National Doughnut Day's origins – and where to get a free doughnut
National Doughnut Day means free doughnuts at certain vendors. Here is how to score a free doughnut.
It's almost the most wonderful time of the year again — the first Friday in June is around the corner, which means National Doughnut Day is nearly here! As usual, we're celebrating all of the opportunities to pick up free fried dough, with or without purchase. And for those of you wanting to know how we became lucky enough to live in a world in which celebrating donuts is a thing, we've also got the holiday history as well!
Get your free donuts!
Two of the three major donut chains in the US confirmed their giveaways last week. Dunkin' Donuts is offering a free doughnut with purchase of a beverage, while Krispy Kreme will give a doughnut of any variety to every visitor, no purchase necessary! (One per customer, while supplies last, of course.)

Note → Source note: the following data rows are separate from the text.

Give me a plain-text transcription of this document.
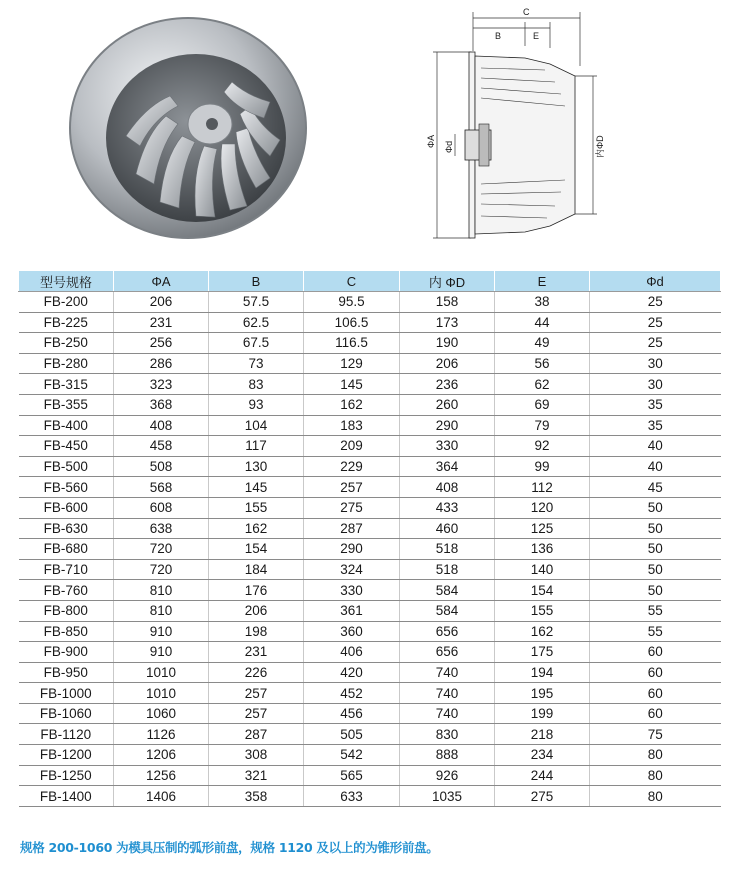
C
B	E
ΦA Φd	内ΦD
型号规格	ΦA	B	C	内 ΦD	E	Φd
FB-200	206	57.5	95.5	158	38	25
FB-225	231	62.5	106.5	173	44	25
FB-250	256	67.5	116.5	190	49	25
FB-280	286	73	129	206	56	30
FB-315	323	83	145	236	62	30
FB-355	368	93	162	260	69	35
FB-400	408	104	183	290	79	35
FB-450	458	117	209	330	92	40
FB-500	508	130	229	364	99	40
FB-560	568	145	257	408	112	45
FB-600	608	155	275	433	120	50
FB-630	638	162	287	460	125	50
FB-680	720	154	290	518	136	50
FB-710	720	184	324	518	140	50
FB-760	810	176	330	584	154	50
FB-800	810	206	361	584	155	55
FB-850	910	198	360	656	162	55
FB-900	910	231	406	656	175	60
FB-950	1010	226	420	740	194	60
FB-1000	1010	257	452	740	195	60
FB-1060	1060	257	456	740	199	60
FB-1120	1126	287	505	830	218	75
FB-1200	1206	308	542	888	234	80
FB-1250	1256	321	565	926	244	80
FB-1400	1406	358	633	1035	275	80
规格 200-1060 为模具压制的弧形前盘，规格 1120 及以上的为锥形前盘。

Tim Hortons, perhaps still acclimating to our American holidays, hasn't yet confirmed its Doughnut Day observations. But in years past, the chain has offered a free doughnut with any purchase, via a coupon that could be printed from the Tim Horton Facebook page in exchange for a "like."
But you don't even need to leave your house to feel doughnut the love! Visit Entemann's Facebook page to enter for a chance to win free Entenmann's donuts for a year. While you're there, give them a "like" by June 15, and they will donate $1 to the Salvation Army, the charity behind Doughnut Day.
Wait, Doughnut Day is for charity?
Sure, did you think this was just a silly holiday started by donut chains? (Because we did at first.) National Doughnut Day has been an official observance since 1938, when it was started by the Salvation Army to recognize their volunteers who had served donuts to soldiers overseas in World War I, and to raise money for the needy. Though the celebrations now revolve around the round sweet, you can still donate your daily doughnut savings to your favorite charity.
Is it donut or doughnut? Who cares!
Last year, our own Jeff Somogyi pointed out that the abbreviated "donut" spelling has actually been around since the 1800s. Doughnut is the original term dating back at least a century earlier, but the shorter version is now five times more prevalent in Google searches, possibly due to the popularity of Google searches. So if you're a spelling originalist, the tide might be turning against you. (Even the Salvation Army has seemingly transitioned the name of the holiday to the new spelling!)
So how will you celebrate National Doughnut Day this year? Regular or filled?